Costa Limited, commonly known as Costa Coffee, is a leading coffeehouse chain headquartered in Great Britain. Founded in 1971, the company has grown significantly, establishing a strong presence in the UK and expanding into international markets. Costa operates primarily in the food and beverage industry, specialising in high-quality coffee and a diverse range of food offerings. The brand is renowned for its unique blend of coffee, crafted from ethically sourced beans, and its commitment to sustainability. Costa's innovative approach to customer experience, including its loyalty programme and convenient store formats, has solidified its position as a market leader. With numerous accolades and a loyal customer base, Costa Limited continues to set the standard in the coffee sector, making it a prominent player in the global coffeehouse landscape.
How does Costa Limited's carbon action stack up? DitchCarbon scores companies based on their carbon action and commitment to reducing emissions. Read about our methodology to learn more.
Mean score of companies in the Beverage Manufacturing industry. Comparing a company's score to the industry average can give you a sense of how well the company is doing compared to its peers.
Costa Limited's score of 50 is higher than 70% of the industry. This can give you a sense of how well the company is doing compared to its peers.
As of the latest available data, Costa Limited, headquartered in Great Britain, has not disclosed specific carbon emissions figures. However, the company has set ambitious climate commitments through the Science Based Targets initiative (SBTi). Costa Coffee aims to reduce its absolute Scope 1 and Scope 2 greenhouse gas (GHG) emissions by 50% by the year 2030, using 2019 as the baseline year. Additionally, the company is committed to reducing Scope 3 GHG emissions by 50% per coffee serving within the same timeframe. These targets are aligned with the necessary reductions to limit global warming to 1.5°C, reflecting a strong commitment to sustainability within the food and beverage processing sector. The emissions data and targets are cascaded from its parent organization, Costa Limited, and are part of a broader corporate strategy to enhance environmental performance.
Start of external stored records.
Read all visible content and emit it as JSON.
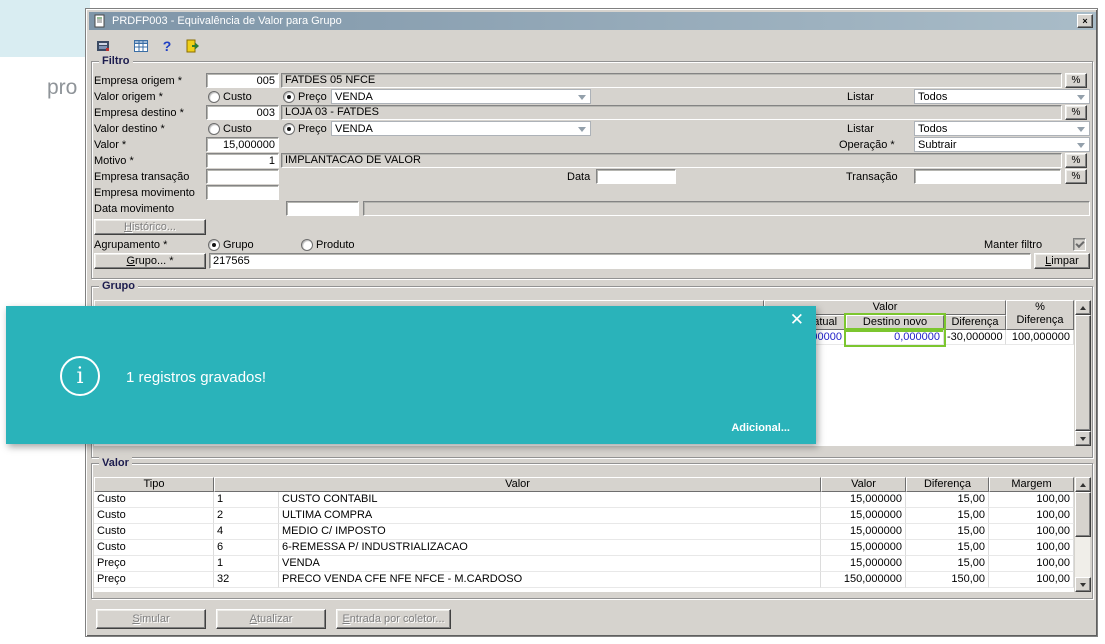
{
  "page": {
    "partial_text": "pro"
  },
  "window": {
    "title": "PRDFP003 - Equivalência de Valor para Grupo",
    "close_glyph": "×"
  },
  "icons": {
    "help_glyph": "?",
    "lookup_glyph": "%"
  },
  "colors": {
    "titlebar": "#7e95a8",
    "toast": "#2ab3ba",
    "highlight_green": "#7cc62f",
    "value_blue": "#2121c8"
  },
  "filtro": {
    "legend": "Filtro",
    "empresa_origem": {
      "label": "Empresa origem *",
      "code": "005",
      "desc": "FATDES 05 NFCE"
    },
    "valor_origem": {
      "label": "Valor origem *",
      "opt_custo": "Custo",
      "opt_preco": "Preço",
      "tipo": "VENDA",
      "listar_label": "Listar",
      "listar": "Todos"
    },
    "empresa_destino": {
      "label": "Empresa destino *",
      "code": "003",
      "desc": "LOJA 03 - FATDES"
    },
    "valor_destino": {
      "label": "Valor destino *",
      "opt_custo": "Custo",
      "opt_preco": "Preço",
      "tipo": "VENDA",
      "listar_label": "Listar",
      "listar": "Todos"
    },
    "valor": {
      "label": "Valor *",
      "value": "15,000000",
      "operacao_label": "Operação *",
      "operacao": "Subtrair"
    },
    "motivo": {
      "label": "Motivo *",
      "code": "1",
      "desc": "IMPLANTACAO DE VALOR"
    },
    "empresa_transacao": {
      "label": "Empresa transação",
      "code": "",
      "data_label": "Data",
      "data_value": "",
      "transacao_label": "Transação",
      "transacao_value": ""
    },
    "empresa_movimento": {
      "label": "Empresa movimento",
      "code": ""
    },
    "data_movimento": {
      "label": "Data movimento",
      "value": "",
      "aux": ""
    },
    "historico_button": "Histórico...",
    "agrupamento": {
      "label": "Agrupamento *",
      "opt_grupo": "Grupo",
      "opt_produto": "Produto",
      "manter_filtro_label": "Manter filtro"
    },
    "grupo_button": "Grupo... *",
    "grupo_value": "217565",
    "limpar_button": "Limpar"
  },
  "grupo": {
    "legend": "Grupo",
    "h_valor": "Valor",
    "h_pct_1": "%",
    "h_pct_2": "Diferença",
    "h_destino_atual": "Destino atual",
    "h_destino_novo": "Destino novo",
    "h_diferenca": "Diferença",
    "row": {
      "destino_atual": "30,000000",
      "destino_novo": "0,000000",
      "diferenca": "-30,000000",
      "pct_diferenca": "100,000000"
    }
  },
  "valor_grid": {
    "legend": "Valor",
    "headers": [
      "Tipo",
      "Valor",
      "Valor",
      "Diferença",
      "Margem"
    ],
    "rows": [
      [
        "Custo",
        "1",
        "CUSTO CONTABIL",
        "15,000000",
        "15,00",
        "100,00"
      ],
      [
        "Custo",
        "2",
        "ULTIMA COMPRA",
        "15,000000",
        "15,00",
        "100,00"
      ],
      [
        "Custo",
        "4",
        "MEDIO C/ IMPOSTO",
        "15,000000",
        "15,00",
        "100,00"
      ],
      [
        "Custo",
        "6",
        "6-REMESSA P/ INDUSTRIALIZACAO",
        "15,000000",
        "15,00",
        "100,00"
      ],
      [
        "Preço",
        "1",
        "VENDA",
        "15,000000",
        "15,00",
        "100,00"
      ],
      [
        "Preço",
        "32",
        "PRECO VENDA CFE NFE NFCE - M.CARDOSO",
        "150,000000",
        "150,00",
        "100,00"
      ]
    ]
  },
  "actions": {
    "simular": "Simular",
    "atualizar": "Atualizar",
    "entrada_coletor": "Entrada por coletor..."
  },
  "toast": {
    "message": "1 registros gravados!",
    "action": "Adicional...",
    "close_glyph": "✕",
    "info_glyph": "i"
  }
}
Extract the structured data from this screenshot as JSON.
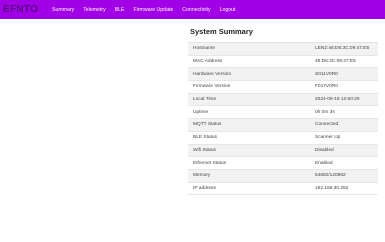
{
  "nav": {
    "logo_text": "EFNTO",
    "links": [
      {
        "label": "Summary"
      },
      {
        "label": "Telemetry"
      },
      {
        "label": "BLE"
      },
      {
        "label": "Firmware Update"
      },
      {
        "label": "Connectivity"
      },
      {
        "label": "Logout"
      }
    ]
  },
  "colors": {
    "navbar": "#a100e6",
    "row_alt": "#f2f2f2"
  },
  "summary": {
    "title": "System Summary",
    "rows": [
      {
        "label": "Hostname",
        "value": "LEN2:48:D6:3C:09:47:E5"
      },
      {
        "label": "MAC Address",
        "value": "48:D6:3C:09:47:E5"
      },
      {
        "label": "Hardware Version",
        "value": "S011V0R0"
      },
      {
        "label": "Firmware Version",
        "value": "F017V0R0"
      },
      {
        "label": "Local Time",
        "value": "2024-09-19 12:60:29"
      },
      {
        "label": "Uptime",
        "value": "0h 0m 3s"
      },
      {
        "label": "MQTT Status",
        "value": "Connected"
      },
      {
        "label": "BLE Status",
        "value": "Scanner Up"
      },
      {
        "label": "Wifi Status",
        "value": "Disabled"
      },
      {
        "label": "Ethernet Status",
        "value": "Enabled"
      },
      {
        "label": "Memory",
        "value": "54682/120982"
      },
      {
        "label": "IP address",
        "value": "192.168.30.252"
      }
    ]
  }
}
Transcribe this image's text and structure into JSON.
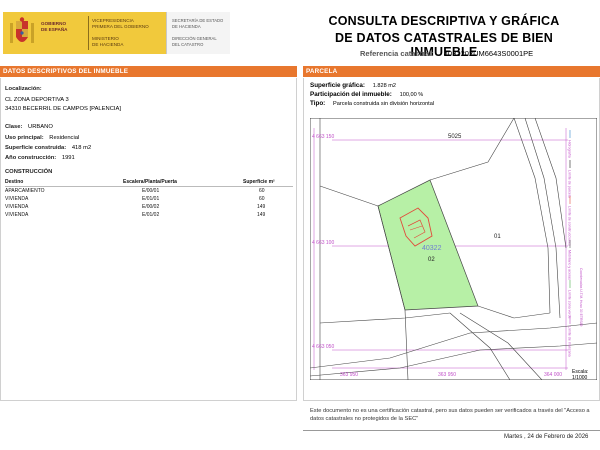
{
  "header": {
    "gov_line1": "GOBIERNO",
    "gov_line2": "DE ESPAÑA",
    "vice_line1": "VICEPRESIDENCIA",
    "vice_line2": "PRIMERA DEL GOBIERNO",
    "vice_line3": "MINISTERIO",
    "vice_line4": "DE HACIENDA",
    "sec_line1": "SECRETARÍA DE ESTADO",
    "sec_line2": "DE HACIENDA",
    "sec_line3": "DIRECCIÓN GENERAL",
    "sec_line4": "DEL CATASTRO",
    "title_line1": "CONSULTA DESCRIPTIVA Y GRÁFICA",
    "title_line2": "DE DATOS CATASTRALES DE BIEN INMUEBLE",
    "ref_label": "Referencia catastral:",
    "ref_value": "4032202UM6643S0001PE",
    "brand_color": "#f1c93c",
    "accent_color": "#e8772e"
  },
  "left": {
    "bar_title": "DATOS DESCRIPTIVOS DEL INMUEBLE",
    "loc_label": "Localización:",
    "loc_line1": "CL ZONA DEPORTIVA 3",
    "loc_line2": "34310 BECERRIL DE CAMPOS [PALENCIA]",
    "clase_label": "Clase:",
    "clase_value": "URBANO",
    "uso_label": "Uso principal:",
    "uso_value": "Residencial",
    "sup_label": "Superficie construida:",
    "sup_value": "418 m2",
    "anio_label": "Año construcción:",
    "anio_value": "1991",
    "constr_title": "CONSTRUCCIÓN",
    "table": {
      "headers": [
        "Destino",
        "Escalera/Planta/Puerta",
        "Superficie m²"
      ],
      "rows": [
        [
          "APARCAMIENTO",
          "E/00/01",
          "60"
        ],
        [
          "VIVIENDA",
          "E/01/01",
          "60"
        ],
        [
          "VIVIENDA",
          "E/00/02",
          "149"
        ],
        [
          "VIVIENDA",
          "E/01/02",
          "149"
        ]
      ]
    }
  },
  "right": {
    "bar_title": "PARCELA",
    "sup_label": "Superficie gráfica:",
    "sup_value": "1.828 m2",
    "part_label": "Participación del inmueble:",
    "part_value": "100,00 %",
    "tipo_label": "Tipo:",
    "tipo_value": "Parcela construida sin división horizontal",
    "map": {
      "coord_top_left": "4 663 150",
      "coord_mid_left": "4 663 100",
      "coord_bot_left": "4 663 050",
      "coord_bottom1": "363 950",
      "coord_bottom2": "363 950",
      "coord_bottom3": "364 000",
      "parcel_5025": "5025",
      "parcel_01": "01",
      "parcel_num": "40322",
      "parcel_02": "02",
      "parcel_fill": "#b7f0a6",
      "building_color": "#e24a3a",
      "legend_1": "Hidrografía",
      "legend_2": "Límite de parcela",
      "legend_3": "Límite de construcciones",
      "legend_4": "Mobiliario y aceras",
      "legend_5": "Límite zona verde",
      "legend_6": "Límite de manzana",
      "coord_system": "Coordenadas U.T.M. Huso 30 ETRS89"
    },
    "scale_label": "Escala:",
    "scale_value": "1/1000"
  },
  "footer": {
    "note": "Este documento no es una certificación catastral, pero sus datos pueden ser verificados a través del \"Acceso a datos catastrales no protegidos de la SEC\"",
    "date": "Martes , 24 de Febrero de 2026"
  }
}
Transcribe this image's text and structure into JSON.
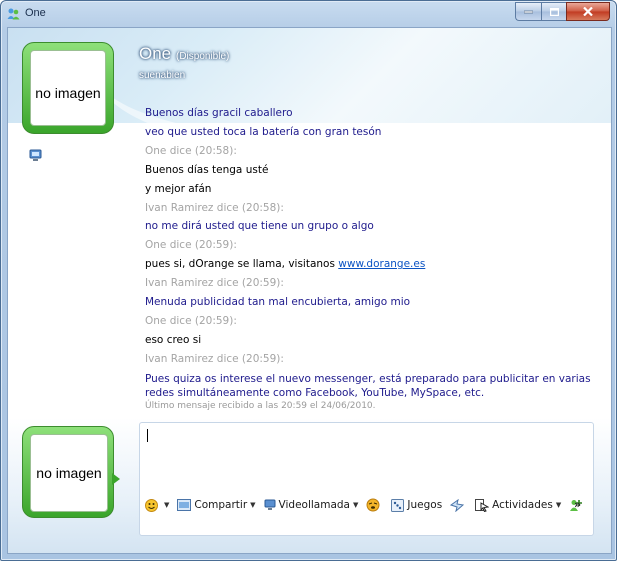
{
  "window": {
    "title": "One"
  },
  "contact": {
    "name": "One",
    "status": "(Disponible)",
    "personal_message": "suenabien"
  },
  "avatars": {
    "contact_placeholder": "no imagen",
    "self_placeholder": "no imagen"
  },
  "conversation": {
    "lines": [
      {
        "kind": "msg-blue",
        "text": "Buenos días gracil caballero"
      },
      {
        "kind": "msg-blue",
        "text": "veo que usted toca la batería con gran tesón"
      },
      {
        "kind": "header",
        "text": "One dice (20:58):"
      },
      {
        "kind": "msg-black",
        "text": "Buenos días tenga usté"
      },
      {
        "kind": "msg-black",
        "text": "y mejor afán"
      },
      {
        "kind": "header",
        "text": "Ivan Ramirez dice (20:58):"
      },
      {
        "kind": "msg-blue",
        "text": "no me dirá usted que tiene un grupo o algo"
      },
      {
        "kind": "header",
        "text": "One dice (20:59):"
      },
      {
        "kind": "msg-black-link",
        "text": "pues si, dOrange se llama, visitanos ",
        "link": "www.dorange.es"
      },
      {
        "kind": "header",
        "text": "Ivan Ramirez dice (20:59):"
      },
      {
        "kind": "msg-blue",
        "text": "Menuda publicidad tan mal encubierta, amigo mio"
      },
      {
        "kind": "header",
        "text": "One dice (20:59):"
      },
      {
        "kind": "msg-black",
        "text": "eso creo si"
      },
      {
        "kind": "header",
        "text": "Ivan Ramirez dice (20:59):"
      },
      {
        "kind": "msg-blue-wrap",
        "text": "Pues quiza os interese el nuevo messenger, está preparado para publicitar en varias redes simultáneamente como Facebook, YouTube, MySpace, etc."
      }
    ],
    "last_received": "Último mensaje recibido a las 20:59 el 24/06/2010."
  },
  "input": {
    "value": ""
  },
  "toolbar": {
    "share_label": "Compartir",
    "video_label": "Videollamada",
    "games_label": "Juegos",
    "activities_label": "Actividades",
    "more_label": "»"
  },
  "colors": {
    "frame": "#b4cce6",
    "own_message": "#1e1a8c",
    "contact_message": "#000000",
    "header_text": "#a4a4a4",
    "link": "#0b53c3",
    "avatar_frame": "#3aa52b"
  }
}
Access structured emissions data, company-specific emission factors, and source documents
| 2004 | 2006 | 2007 | 2008 | 2009 | 2010 | 2011 | 2012 | 2013 | 2014 | 2015 | 2016 | 2017 | 2019 | 2020 | 2021 | 2022 | 2023 | 2024 | |
|---|---|---|---|---|---|---|---|---|---|---|---|---|---|---|---|---|---|---|---|
| Scope 1 | 573,143,000 | 0,000,000,000 | 0,000,000,000 | 0,000,000,000 | 0,000,000,000 | - | - | - | - | - | 0,000,000,000 | - | - | 000,000,000 | - | 000,000,000 | - | - | 000,000,000 |
| Scope 2 | 885,145,000 | 0,000,000,000 | 0,000,000,000 | 0,000,000,000 | 0,000,000,000 | - | - | - | - | - | 000,000,000 | - | - | 000,000,000 | 0,000,000,000 | 000,000,000 | 000,000,000 | 000,000,000 | 000,000,000 |
| Scope 3 | - | - | - | - | - | - | - | - | - | - | 00,000,000,000 | - | - | 00,000,000,000 | - | 0,000,000,000 | 0,000,000,000 | 0,000,000,000 | 0,000,000,000 |
Costa Limited's Scope 3 emissions, which increased by 2% last year and decreased by approximately 87% since 2015, demonstrating supply chain emissions tracking. The vast majority of their carbon footprint comes from suppliers and value chain emissions, representing the vast majority of total emissions under the GHG Protocol, with "Franchises" being the largest emissions source at 95% of Scope 3 emissions.
Climate goals typically focus on 2030 interim targets and 2050 net-zero commitments, aligned with global frameworks like the Paris Agreement and Science Based Targets initiative (SBTi) to ensure alignment with global climate goals.
Costa Limited has established climate goals through participation in recognized frameworks and target-setting initiatives. Companies often set interim 2030 targets and long-term 2050 net-zero goals to demonstrate measurable progress toward decarbonization.